Mitotic Cell Cycle Stages

  • After interphase, mitosis progresses through five stages:
    • Prophase (Before)
    • Prometaphase (Before-Middle)
    • Metaphase (Middle)
    • Anaphase (Back)
    • Telophase (End)

Cytokinesis

  • Cytokinesis involves dividing the cytoplasm following mitosis:
    • Furrowing: Contractile rings of microfilaments lead to indentations around the cell, tightening until the cells separate.
    • Cell Plate Formation: In plant cells, vesicles containing cell wall material collect at the spindle midpoint, fusing to form a new wall between daughter cells.

Mitotic Regulation

  • The cell cycle is tightly regulated by:
    • Cyclins and Cyclin-dependent Kinases (CDKs).
    • Activation occurs through cyclin binding to CDKs, forming cyclin-CDK complexes.
    • Fluctuations in cyclin concentrations allow checkpoint regulation at three critical points during the cycle.

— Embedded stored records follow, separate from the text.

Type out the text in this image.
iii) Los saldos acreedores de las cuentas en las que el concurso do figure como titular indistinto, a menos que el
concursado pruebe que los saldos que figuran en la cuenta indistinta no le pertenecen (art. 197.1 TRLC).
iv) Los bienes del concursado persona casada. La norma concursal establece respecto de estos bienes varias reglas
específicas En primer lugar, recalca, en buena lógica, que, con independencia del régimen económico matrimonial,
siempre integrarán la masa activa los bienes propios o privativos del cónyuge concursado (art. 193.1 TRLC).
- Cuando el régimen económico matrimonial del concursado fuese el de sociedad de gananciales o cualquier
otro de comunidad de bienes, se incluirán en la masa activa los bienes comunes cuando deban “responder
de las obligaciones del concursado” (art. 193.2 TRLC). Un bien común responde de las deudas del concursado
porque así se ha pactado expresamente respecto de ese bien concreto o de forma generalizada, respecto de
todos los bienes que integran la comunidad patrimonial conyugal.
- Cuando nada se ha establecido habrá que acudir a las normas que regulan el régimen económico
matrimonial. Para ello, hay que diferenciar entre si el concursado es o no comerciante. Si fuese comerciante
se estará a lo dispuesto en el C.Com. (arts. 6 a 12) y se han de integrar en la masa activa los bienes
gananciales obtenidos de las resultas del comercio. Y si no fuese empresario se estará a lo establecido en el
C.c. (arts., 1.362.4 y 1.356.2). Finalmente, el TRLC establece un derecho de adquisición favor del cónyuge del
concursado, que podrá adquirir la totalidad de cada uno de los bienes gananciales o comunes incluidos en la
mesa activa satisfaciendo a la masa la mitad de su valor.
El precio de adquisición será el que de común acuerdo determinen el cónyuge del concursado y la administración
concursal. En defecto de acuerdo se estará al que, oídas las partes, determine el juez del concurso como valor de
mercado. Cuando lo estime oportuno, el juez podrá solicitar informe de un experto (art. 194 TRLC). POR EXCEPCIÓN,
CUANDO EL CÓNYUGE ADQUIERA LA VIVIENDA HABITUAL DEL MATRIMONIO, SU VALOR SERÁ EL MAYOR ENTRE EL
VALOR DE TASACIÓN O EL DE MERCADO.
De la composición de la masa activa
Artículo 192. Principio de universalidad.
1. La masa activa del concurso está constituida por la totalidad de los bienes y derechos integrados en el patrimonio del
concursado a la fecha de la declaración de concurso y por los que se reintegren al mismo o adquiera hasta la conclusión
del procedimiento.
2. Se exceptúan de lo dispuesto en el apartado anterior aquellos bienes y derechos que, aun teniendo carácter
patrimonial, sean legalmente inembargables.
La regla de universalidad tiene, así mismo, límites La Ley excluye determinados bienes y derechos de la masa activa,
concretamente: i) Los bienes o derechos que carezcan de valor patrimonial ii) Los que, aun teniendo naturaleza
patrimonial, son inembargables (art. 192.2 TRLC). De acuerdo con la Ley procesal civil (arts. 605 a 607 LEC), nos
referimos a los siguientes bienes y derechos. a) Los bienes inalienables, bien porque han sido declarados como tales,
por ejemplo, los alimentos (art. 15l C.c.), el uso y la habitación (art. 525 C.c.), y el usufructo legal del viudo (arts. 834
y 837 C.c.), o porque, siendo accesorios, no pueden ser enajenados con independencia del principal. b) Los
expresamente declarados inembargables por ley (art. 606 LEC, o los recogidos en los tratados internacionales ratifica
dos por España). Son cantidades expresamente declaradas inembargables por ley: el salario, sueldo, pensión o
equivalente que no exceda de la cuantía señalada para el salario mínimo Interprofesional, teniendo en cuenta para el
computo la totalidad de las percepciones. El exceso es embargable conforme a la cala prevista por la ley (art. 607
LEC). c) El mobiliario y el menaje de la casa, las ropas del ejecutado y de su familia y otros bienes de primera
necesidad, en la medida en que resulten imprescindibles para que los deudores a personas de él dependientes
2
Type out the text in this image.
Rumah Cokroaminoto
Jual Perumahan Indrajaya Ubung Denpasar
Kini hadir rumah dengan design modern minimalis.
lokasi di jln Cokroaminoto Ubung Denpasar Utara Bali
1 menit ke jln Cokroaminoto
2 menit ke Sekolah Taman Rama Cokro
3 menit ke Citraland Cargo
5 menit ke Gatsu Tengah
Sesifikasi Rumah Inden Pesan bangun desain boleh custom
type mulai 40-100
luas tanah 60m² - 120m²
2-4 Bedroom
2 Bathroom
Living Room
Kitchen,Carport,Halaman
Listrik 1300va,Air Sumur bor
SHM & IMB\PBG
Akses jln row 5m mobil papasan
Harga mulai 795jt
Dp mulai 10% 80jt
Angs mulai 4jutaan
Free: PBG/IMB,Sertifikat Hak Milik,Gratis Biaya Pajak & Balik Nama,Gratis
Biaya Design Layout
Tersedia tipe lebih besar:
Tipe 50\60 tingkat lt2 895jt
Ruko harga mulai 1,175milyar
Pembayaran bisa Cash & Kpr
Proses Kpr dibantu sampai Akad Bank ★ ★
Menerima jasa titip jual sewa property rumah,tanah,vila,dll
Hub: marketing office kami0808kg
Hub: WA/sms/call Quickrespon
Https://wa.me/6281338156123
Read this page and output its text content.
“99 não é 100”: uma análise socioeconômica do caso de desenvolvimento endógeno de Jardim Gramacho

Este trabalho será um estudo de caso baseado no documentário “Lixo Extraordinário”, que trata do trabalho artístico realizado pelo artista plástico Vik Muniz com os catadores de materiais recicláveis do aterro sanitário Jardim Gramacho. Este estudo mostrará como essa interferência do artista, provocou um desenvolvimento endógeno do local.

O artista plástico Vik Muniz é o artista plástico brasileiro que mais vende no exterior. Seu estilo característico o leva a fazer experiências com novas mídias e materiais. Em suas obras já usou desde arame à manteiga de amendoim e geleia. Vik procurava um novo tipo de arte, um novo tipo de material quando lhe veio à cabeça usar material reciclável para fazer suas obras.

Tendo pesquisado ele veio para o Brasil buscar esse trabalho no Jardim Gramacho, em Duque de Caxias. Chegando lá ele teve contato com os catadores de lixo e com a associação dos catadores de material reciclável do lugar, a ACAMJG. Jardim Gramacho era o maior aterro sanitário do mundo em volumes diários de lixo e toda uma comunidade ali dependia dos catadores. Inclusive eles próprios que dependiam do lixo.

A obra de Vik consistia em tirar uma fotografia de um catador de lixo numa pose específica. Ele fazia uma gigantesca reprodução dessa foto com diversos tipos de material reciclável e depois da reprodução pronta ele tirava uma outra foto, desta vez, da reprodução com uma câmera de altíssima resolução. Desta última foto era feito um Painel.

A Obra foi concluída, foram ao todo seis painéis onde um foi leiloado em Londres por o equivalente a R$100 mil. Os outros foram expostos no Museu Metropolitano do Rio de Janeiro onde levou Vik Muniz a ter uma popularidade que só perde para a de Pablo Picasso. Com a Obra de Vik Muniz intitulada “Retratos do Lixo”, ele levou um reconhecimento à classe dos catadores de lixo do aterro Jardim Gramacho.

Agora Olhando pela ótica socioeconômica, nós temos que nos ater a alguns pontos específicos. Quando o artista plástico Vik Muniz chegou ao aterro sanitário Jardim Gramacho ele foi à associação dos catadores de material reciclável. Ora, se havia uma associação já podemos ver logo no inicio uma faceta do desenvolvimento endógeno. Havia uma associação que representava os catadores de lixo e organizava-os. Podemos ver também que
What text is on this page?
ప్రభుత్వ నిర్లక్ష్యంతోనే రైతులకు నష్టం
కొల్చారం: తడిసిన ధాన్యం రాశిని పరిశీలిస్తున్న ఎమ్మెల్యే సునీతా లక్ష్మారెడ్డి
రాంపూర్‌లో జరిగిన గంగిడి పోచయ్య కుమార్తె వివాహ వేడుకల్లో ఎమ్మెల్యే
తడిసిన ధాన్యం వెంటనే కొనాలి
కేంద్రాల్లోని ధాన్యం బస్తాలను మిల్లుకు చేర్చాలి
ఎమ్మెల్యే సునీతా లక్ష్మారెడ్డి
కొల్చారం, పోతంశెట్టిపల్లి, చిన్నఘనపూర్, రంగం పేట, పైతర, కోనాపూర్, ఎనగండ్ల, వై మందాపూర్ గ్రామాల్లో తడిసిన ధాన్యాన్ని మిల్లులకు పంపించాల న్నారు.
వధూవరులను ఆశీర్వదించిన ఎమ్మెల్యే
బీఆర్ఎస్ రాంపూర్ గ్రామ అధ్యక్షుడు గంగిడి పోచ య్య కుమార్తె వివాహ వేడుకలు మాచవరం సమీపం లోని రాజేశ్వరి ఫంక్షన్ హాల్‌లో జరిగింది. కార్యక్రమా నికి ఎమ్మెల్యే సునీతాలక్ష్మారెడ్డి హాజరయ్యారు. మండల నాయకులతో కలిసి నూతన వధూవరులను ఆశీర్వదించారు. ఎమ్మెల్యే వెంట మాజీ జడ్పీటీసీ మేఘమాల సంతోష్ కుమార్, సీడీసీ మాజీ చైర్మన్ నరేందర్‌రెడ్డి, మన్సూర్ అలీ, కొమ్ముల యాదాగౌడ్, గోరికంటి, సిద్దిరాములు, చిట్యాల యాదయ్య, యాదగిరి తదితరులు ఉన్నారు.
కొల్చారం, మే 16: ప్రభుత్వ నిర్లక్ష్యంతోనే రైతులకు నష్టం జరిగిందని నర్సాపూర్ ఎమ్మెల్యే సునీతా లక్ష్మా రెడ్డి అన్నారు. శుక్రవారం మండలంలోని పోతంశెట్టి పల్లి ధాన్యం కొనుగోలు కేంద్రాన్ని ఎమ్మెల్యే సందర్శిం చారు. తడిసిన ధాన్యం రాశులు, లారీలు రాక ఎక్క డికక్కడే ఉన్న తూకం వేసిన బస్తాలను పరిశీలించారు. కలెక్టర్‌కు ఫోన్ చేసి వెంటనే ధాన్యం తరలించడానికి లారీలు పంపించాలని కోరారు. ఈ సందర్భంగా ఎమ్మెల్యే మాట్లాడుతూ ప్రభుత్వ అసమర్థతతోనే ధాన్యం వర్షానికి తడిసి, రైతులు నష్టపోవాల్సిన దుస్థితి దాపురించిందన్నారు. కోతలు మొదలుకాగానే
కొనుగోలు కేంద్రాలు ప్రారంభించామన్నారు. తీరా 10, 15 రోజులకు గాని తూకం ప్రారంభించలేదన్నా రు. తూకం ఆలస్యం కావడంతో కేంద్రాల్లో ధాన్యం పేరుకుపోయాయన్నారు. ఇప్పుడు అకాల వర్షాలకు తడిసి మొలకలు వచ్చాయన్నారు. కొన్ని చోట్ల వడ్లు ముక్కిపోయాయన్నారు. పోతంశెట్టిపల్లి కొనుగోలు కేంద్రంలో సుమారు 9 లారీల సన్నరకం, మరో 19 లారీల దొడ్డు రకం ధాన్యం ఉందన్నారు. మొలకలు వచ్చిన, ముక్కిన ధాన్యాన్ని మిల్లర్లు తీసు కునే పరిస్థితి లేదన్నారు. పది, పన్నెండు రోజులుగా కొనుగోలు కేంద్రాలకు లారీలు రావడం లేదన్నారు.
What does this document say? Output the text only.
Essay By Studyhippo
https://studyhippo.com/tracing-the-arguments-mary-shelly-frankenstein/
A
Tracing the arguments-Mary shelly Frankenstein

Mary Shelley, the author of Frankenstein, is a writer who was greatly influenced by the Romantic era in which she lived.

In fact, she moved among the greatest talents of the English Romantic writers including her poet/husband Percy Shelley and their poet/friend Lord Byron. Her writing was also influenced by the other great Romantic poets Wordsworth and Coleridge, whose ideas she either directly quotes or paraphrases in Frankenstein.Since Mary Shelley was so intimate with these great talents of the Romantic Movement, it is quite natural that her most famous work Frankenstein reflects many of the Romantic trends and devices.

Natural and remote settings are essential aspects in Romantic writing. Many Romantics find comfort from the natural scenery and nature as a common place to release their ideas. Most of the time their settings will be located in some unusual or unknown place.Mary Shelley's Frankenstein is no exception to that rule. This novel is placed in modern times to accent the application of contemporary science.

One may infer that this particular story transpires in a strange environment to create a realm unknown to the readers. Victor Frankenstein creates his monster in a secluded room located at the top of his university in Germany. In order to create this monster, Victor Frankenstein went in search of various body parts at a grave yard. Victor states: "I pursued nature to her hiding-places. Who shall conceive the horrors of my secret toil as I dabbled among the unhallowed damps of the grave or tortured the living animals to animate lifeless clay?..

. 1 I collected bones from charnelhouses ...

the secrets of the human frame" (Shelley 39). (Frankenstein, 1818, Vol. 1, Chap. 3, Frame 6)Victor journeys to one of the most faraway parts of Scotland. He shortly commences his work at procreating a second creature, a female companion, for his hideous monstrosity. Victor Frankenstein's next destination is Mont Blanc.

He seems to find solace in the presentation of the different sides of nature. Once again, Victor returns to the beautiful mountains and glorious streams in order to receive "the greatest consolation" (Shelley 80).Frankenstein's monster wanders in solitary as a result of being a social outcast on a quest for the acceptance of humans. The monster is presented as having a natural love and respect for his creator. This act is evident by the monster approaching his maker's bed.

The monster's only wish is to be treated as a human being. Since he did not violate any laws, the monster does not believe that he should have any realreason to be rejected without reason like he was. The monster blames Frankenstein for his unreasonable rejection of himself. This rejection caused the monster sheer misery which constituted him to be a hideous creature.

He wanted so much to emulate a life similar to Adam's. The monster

Checkpoints and Regulators

  • G₁ checkpoint: Monitors DNA damage, with p53 as a crucial checkpoint protein that can trigger DNA repair or apoptosis.
  • G₂ checkpoint: Ensures DNA replication is complete and that the cell is ready to divide.
  • M checkpoint: Ensures proper spindle attachment before anaphase initiation.

Cancer and Cell Division

  • Cancer results from the loss of control in cell division, leading to uncontrolled proliferation and tumor formation.
  • Cancer cells can metastasize, forming new tumors elsewhere.
  • Oncogenes are mutated versions of genes that typically regulate the cell cycle such as those involved in the cyclin-CDK system.

Apoptosis

  • Apoptosis is a regulated process of programmed cell death that is integral to organism development and homeostasis. It is triggered by internal or external signals, contributing to tissue balance in multicellular eukaryotes.